For the full year, net profit stood at 496 million euros, or $659 million, down 37 percent, though double-digit sales increases at Adidas and Reebok drove total sales up 2 percent, or 6 percent in currency-neutral terms, to 14.5 billion euros, or $19.3 billion.
“While I am as disappointed as you are that we did not reach all our financial goals set out at the beginning of last year, there were many bright spots in our performance throughout 2014,” contended Hainer.
He pointed to the group’s core brand Adidas, which set a new sales record of 11.8 billion euros, or $14.3 billion; he singled out the soccer business with its record of 2.1 billion euros, or $2.5 million, in sales, and said Reebok advanced for the seventh consecutive quarter.

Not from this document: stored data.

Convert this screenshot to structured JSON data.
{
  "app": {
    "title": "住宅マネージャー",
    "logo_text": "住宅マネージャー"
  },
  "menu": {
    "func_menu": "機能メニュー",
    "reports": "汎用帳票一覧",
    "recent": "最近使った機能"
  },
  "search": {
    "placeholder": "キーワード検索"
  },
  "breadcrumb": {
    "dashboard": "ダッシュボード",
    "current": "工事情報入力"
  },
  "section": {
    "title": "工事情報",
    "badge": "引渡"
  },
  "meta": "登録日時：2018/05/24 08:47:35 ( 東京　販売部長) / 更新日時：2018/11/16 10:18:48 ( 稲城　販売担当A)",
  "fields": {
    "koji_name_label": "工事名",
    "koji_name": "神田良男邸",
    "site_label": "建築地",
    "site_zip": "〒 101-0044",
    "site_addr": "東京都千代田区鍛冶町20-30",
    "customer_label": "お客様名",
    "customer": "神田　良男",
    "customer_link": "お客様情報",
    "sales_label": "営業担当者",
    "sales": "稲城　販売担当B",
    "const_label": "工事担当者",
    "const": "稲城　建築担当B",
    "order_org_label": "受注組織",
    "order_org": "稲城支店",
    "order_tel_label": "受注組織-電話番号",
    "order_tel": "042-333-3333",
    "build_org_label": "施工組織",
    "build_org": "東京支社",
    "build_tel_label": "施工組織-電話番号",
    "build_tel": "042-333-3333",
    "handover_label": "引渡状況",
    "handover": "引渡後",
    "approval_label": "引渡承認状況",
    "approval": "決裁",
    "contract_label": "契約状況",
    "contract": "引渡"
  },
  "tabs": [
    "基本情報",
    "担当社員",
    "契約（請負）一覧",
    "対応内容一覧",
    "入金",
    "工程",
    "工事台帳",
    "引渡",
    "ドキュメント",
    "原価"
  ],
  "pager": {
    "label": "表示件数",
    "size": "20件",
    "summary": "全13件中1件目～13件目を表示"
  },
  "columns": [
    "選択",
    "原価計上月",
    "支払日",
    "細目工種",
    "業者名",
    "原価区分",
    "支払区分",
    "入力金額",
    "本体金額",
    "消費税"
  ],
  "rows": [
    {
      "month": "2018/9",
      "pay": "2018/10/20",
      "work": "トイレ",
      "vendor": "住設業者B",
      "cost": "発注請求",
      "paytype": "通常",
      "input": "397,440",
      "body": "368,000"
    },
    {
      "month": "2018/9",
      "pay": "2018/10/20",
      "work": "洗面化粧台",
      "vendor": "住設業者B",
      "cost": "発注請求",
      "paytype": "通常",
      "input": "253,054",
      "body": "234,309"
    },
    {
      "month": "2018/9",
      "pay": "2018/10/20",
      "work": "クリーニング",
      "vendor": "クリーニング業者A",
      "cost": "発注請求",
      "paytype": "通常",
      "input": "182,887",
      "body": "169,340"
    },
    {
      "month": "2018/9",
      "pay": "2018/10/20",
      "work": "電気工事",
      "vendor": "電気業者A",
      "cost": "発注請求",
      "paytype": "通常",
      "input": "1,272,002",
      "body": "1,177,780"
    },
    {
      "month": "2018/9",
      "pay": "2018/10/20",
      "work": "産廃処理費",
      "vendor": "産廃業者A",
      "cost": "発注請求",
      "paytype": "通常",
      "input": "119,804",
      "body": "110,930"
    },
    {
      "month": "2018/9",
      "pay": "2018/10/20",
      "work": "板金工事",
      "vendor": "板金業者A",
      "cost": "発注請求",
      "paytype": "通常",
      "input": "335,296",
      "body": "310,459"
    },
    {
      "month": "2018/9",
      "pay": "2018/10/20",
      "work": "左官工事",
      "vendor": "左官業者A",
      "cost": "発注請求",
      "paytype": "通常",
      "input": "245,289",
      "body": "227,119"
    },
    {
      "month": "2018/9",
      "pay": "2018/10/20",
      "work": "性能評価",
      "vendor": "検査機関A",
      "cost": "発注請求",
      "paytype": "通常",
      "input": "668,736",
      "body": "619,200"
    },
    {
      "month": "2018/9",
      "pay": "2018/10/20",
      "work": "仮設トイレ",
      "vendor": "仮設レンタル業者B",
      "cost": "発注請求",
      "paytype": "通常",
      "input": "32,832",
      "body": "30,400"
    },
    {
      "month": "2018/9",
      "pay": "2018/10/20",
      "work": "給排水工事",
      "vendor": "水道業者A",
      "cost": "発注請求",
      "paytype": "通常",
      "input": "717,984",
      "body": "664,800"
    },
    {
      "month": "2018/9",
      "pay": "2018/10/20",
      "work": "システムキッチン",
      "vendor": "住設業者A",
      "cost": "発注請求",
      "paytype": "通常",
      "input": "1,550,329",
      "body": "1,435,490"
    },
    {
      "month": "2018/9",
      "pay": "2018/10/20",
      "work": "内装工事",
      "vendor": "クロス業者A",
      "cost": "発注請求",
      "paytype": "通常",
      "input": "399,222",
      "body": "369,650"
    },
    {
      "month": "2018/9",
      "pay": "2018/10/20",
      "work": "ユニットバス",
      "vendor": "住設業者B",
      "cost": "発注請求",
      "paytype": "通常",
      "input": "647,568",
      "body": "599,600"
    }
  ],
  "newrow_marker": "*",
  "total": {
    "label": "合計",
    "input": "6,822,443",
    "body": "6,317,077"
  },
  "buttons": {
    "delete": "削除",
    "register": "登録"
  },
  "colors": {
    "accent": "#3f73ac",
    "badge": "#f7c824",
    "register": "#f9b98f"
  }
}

At the same time, he acknowledged that “2014 was a year with ups and downs,” identifying three key weaknesses: the ailing golf-market, where TaylorMade Adidas-Golf is a global leader; depressed consumer sentiments in Russia and currency headwinds.
While the golf category is expected to return to profitability in 2015, following measures to clean inventory and lower the cost base, in Russia, “the political and macro-economic situation caused us to be victims of our own success,” Hainer lamented, adding: “While we grew our business by almost 20 percent in local currency in 2014, we lost all of it in currency translation.”
The group is now banking on the upcoming 2018 FIFA World Cup to boost sales and defend its pole position in the region, which it holds ahead of Nike and with Reebok as “a strong number 3.”
Currency movements negatively impacted the brand’s top-line result by more than 550 million euros, or $731 million, in 2014.
Hainer, whose contract expires in March 2017, is to present a new strategic business plan at the end of this month.